Na manhã de 7 de setembro de 2026, antes do ato bolsonarista programado na Avenida Paulista, Flávio Bolsonaro e Tarcísio de Freitas participaram de um culto na Igreja Mundial do Poder de Deus. Tarcísio falou do púlpito; Flávio fez uma oração pela “nação”. O apóstolo Valdemiro Santiago exibiu aos fiéis um vídeo de André Mendonça, gravado em março, apresentando-o como mensagem para aquela ocasião. Na avenida, apareceram camisetas com as frases “Força, Mendonça!” e “Oramos por você!”.

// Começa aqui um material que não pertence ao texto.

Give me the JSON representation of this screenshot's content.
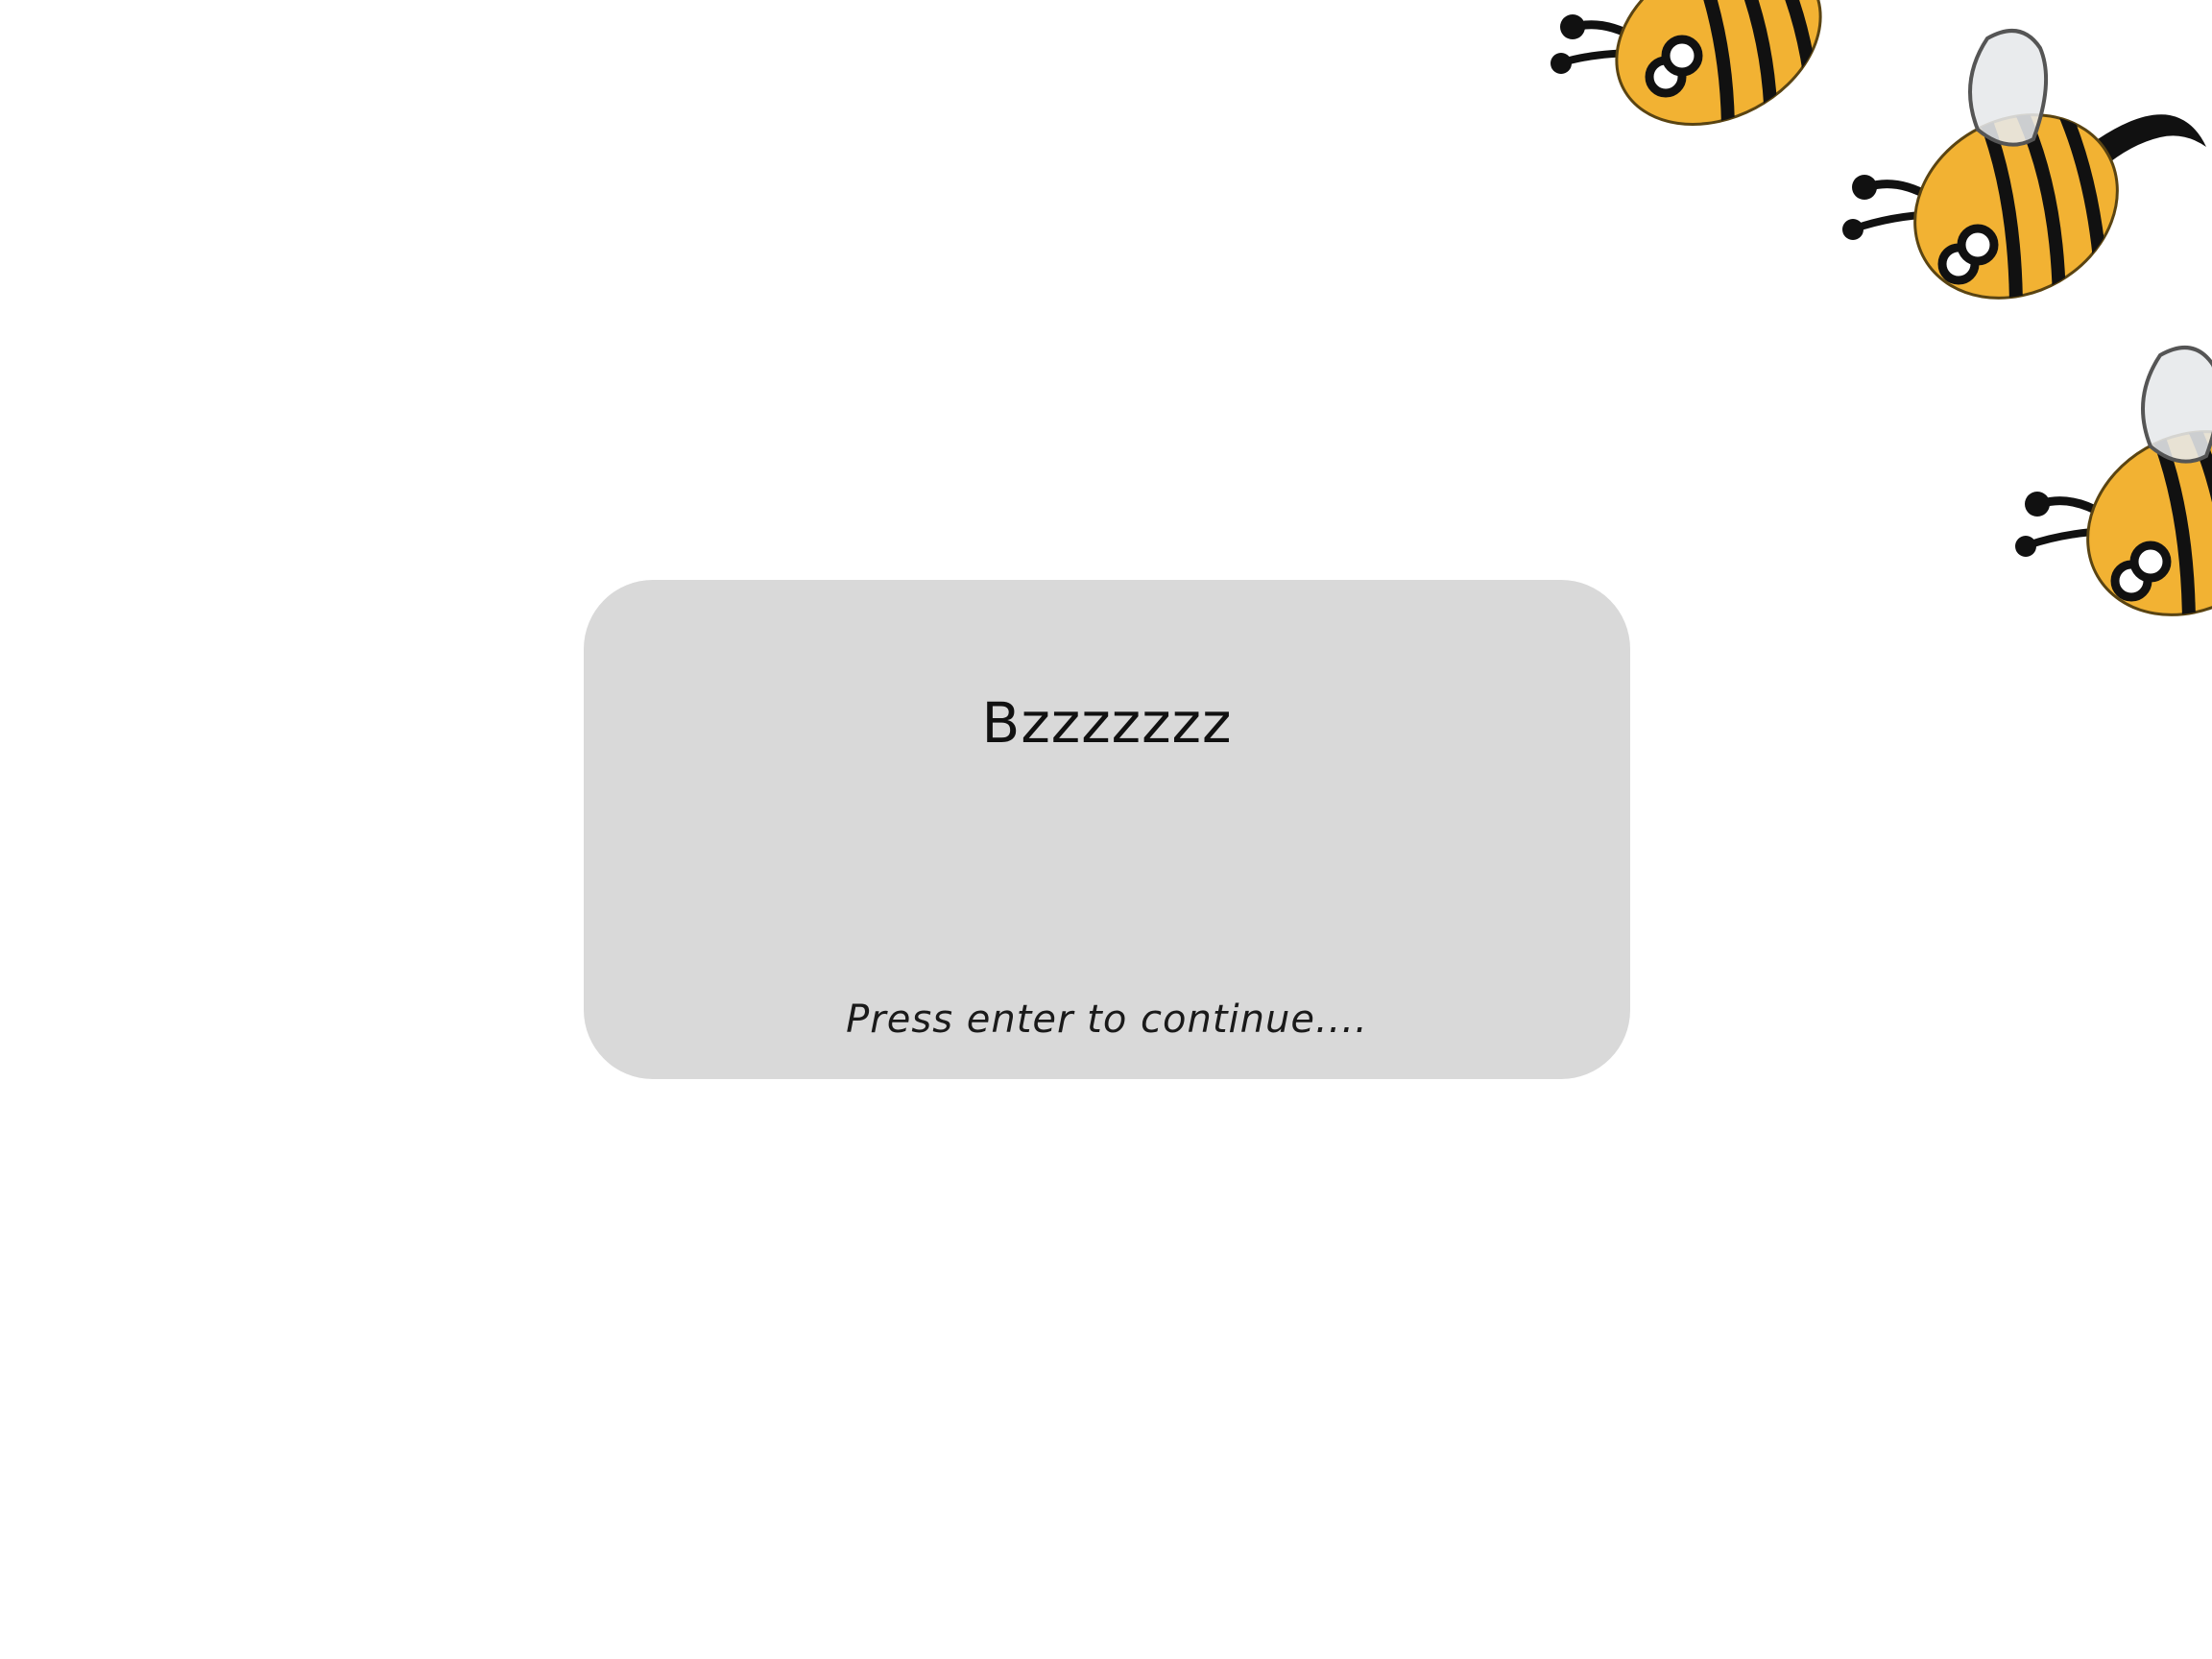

O ministro não havia produzido aquele vídeo para a campanha. É justamente por isso que sua recontextualização diz tanto para uma parcela da sociedade: em poucos dias, uma controvérsia sobre condutas, relatórios e limites institucionais no Supremo Tribunal Federal (STF) havia sido convertida em uma cena religiosa e eleitoral[1]. Menos de 24 horas após essa cena ritual, Mendonça determinou o afastamento preventivo do diretor-geral da Polícia Federal e do diretor de Inteligência da corporação. A crise deixava de ser apenas um embate entre gabinetes do Supremo, o que já era extremamente grave, e alcançava a cadeia de comando de uma instituição de Estado.

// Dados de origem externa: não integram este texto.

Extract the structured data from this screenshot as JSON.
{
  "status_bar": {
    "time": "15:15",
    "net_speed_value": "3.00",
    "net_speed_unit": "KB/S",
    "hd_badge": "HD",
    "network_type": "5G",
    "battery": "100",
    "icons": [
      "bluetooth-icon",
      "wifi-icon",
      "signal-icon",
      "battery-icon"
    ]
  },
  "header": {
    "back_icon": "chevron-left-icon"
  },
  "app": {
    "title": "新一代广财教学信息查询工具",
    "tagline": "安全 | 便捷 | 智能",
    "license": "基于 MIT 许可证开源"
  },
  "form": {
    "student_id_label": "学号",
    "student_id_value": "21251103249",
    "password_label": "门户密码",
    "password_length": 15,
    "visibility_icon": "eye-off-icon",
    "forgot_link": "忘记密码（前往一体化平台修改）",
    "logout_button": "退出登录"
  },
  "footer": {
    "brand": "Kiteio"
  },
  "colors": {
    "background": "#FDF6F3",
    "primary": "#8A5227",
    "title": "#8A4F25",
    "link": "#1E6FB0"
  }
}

Há um aspecto particularmente sensível nos próprios autos. Um dos relatórios, tal como reproduzido na decisão, mencionou a ‘matriz religiosa comum’ de Mendonça e Messias e o apoio de igrejas às suas indicações como possível chave para interpretar a ausência de recurso da AGU. Mendonça chamou essa associação de ‘abjeta e leviana’[2]. Se a fé compartilhada foi usada como atalho inferencial sem evidência de conduta, há discriminação e abuso analítico a apurar. O reconhecimento desse problema, contudo, não autoriza a operação inversa: transformar toda investigação do ministro em perseguição aos evangélicos ou sua reação institucional em ato de um ‘ungido’ acima de qualquer questionamento. É precisamente porque a religião não pode valer como indício de culpa que tampouco pode valer como presunção de inocência ou como fonte extraconstitucional de poder.

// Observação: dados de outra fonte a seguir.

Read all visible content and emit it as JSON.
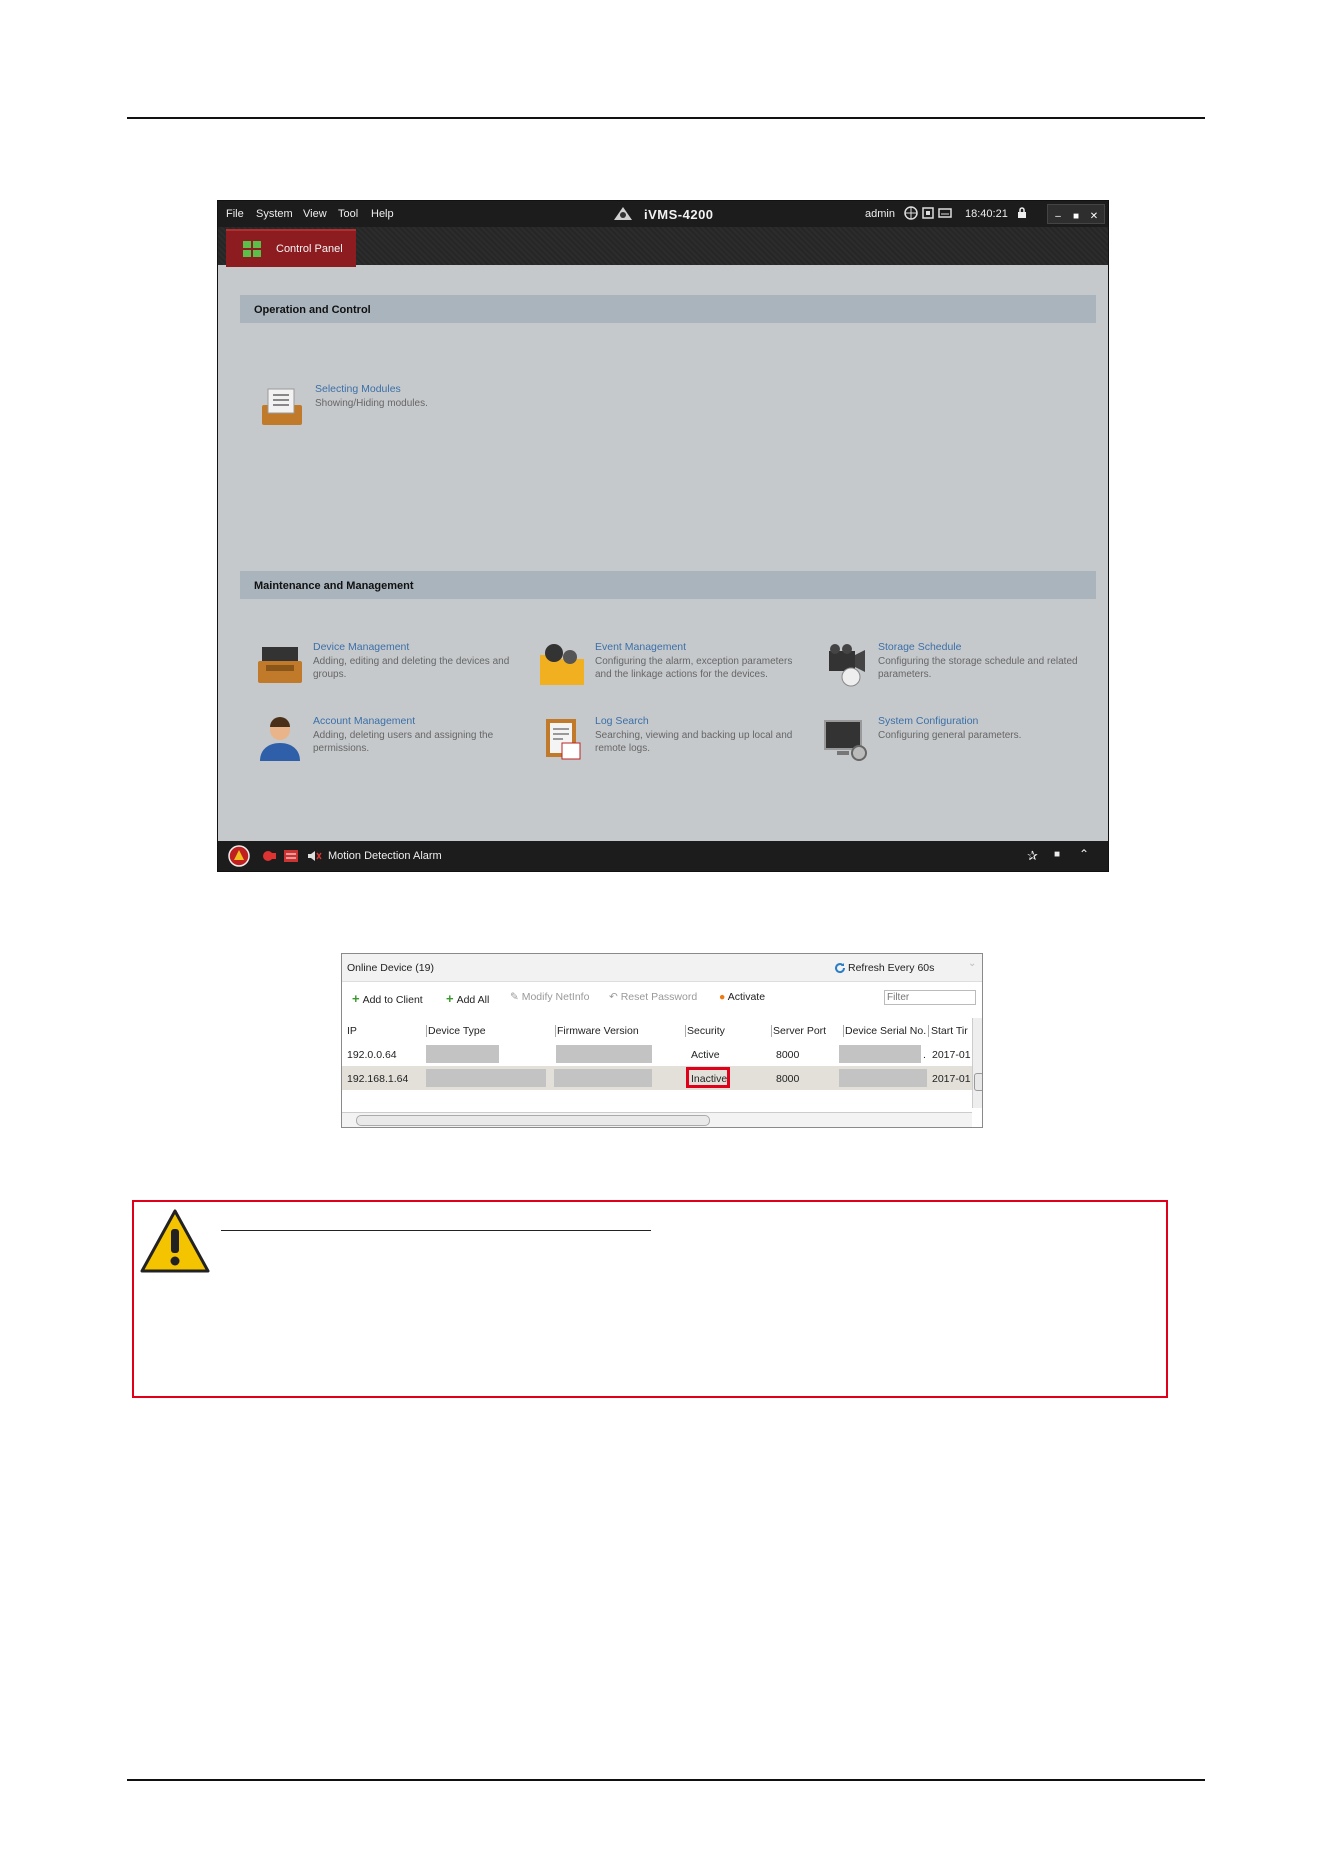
{
  "app": {
    "menu": [
      "File",
      "System",
      "View",
      "Tool",
      "Help"
    ],
    "title": "iVMS-4200",
    "user": "admin",
    "time": "18:40:21",
    "tab": "Control Panel",
    "sections": {
      "operation": "Operation and Control",
      "maintenance": "Maintenance and Management"
    },
    "modules": {
      "selecting": {
        "title": "Selecting Modules",
        "desc": "Showing/Hiding modules."
      },
      "device": {
        "title": "Device Management",
        "desc": "Adding, editing and deleting the devices and groups."
      },
      "event": {
        "title": "Event Management",
        "desc": "Configuring the alarm, exception parameters and the linkage actions for the devices."
      },
      "storage": {
        "title": "Storage Schedule",
        "desc": "Configuring the storage schedule and related parameters."
      },
      "account": {
        "title": "Account Management",
        "desc": "Adding, deleting users and assigning the permissions."
      },
      "log": {
        "title": "Log Search",
        "desc": "Searching, viewing and backing up local and remote logs."
      },
      "sysconfig": {
        "title": "System Configuration",
        "desc": "Configuring general parameters."
      }
    },
    "status": "Motion Detection Alarm"
  },
  "online_device": {
    "title": "Online Device (19)",
    "refresh": "Refresh Every 60s",
    "tools": {
      "add_client": "Add to Client",
      "add_all": "Add All",
      "modify_netinfo": "Modify NetInfo",
      "reset_password": "Reset Password",
      "activate": "Activate"
    },
    "filter_placeholder": "Filter",
    "columns": [
      "IP",
      "Device Type",
      "Firmware Version",
      "Security",
      "Server Port",
      "Device Serial No.",
      "Start Tir"
    ],
    "rows": [
      {
        "ip": "192.0.0.64",
        "security": "Active",
        "port": "8000",
        "serial_tail": ".",
        "start": "2017-01"
      },
      {
        "ip": "192.168.1.64",
        "security": "Inactive",
        "port": "8000",
        "serial_tail": "",
        "start": "2017-01"
      }
    ]
  },
  "colors": {
    "caution_border": "#e0001a",
    "tab_active": "#8d1c20",
    "module_title": "#3b6fa8"
  }
}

Na arena política, porém, a pergunta começou a mudar. Em vez de “o que cada autoridade fez e como pode demonstrá-lo?”, passou-se a perguntar “de que lado está o povo de Deus?”. Mendonça foi apresentado como pastor perseguido, “mártir” e contraponto moral a Moraes. Michelle Bolsonaro chamou-o de “escolhido e ungido do Senhor”[3]. Pedidos de esclarecimento passaram a ser apresentados como agressões contra uma comunidade religiosa. Essa mudança de linguagem não é um mero detalhe retórico. É a operação que busca transformar a identidade confessional de um agente público em um escudo contra a responsabilização institucional.

Nas diferentes dimensões e perspectivas que essa mobilização faz circular, o conflito institucional ganha papéis teológicos: Mendonça começou a aparecer como o Ministro que encarna o ‘bem’; Moraes, como a face do ‘mal’; e a Polícia Federal, quando contraria aquele que se apresenta como o escolhido de Deus, pode ser recodificada como instrumento de perseguição. Essa moralização radicaliza uma operação típica do populismo: o adversário deixa de ser um ator legítimo, cujos atos devem ser criticados e controlados, ele se torna um inimigo a ser derrotado.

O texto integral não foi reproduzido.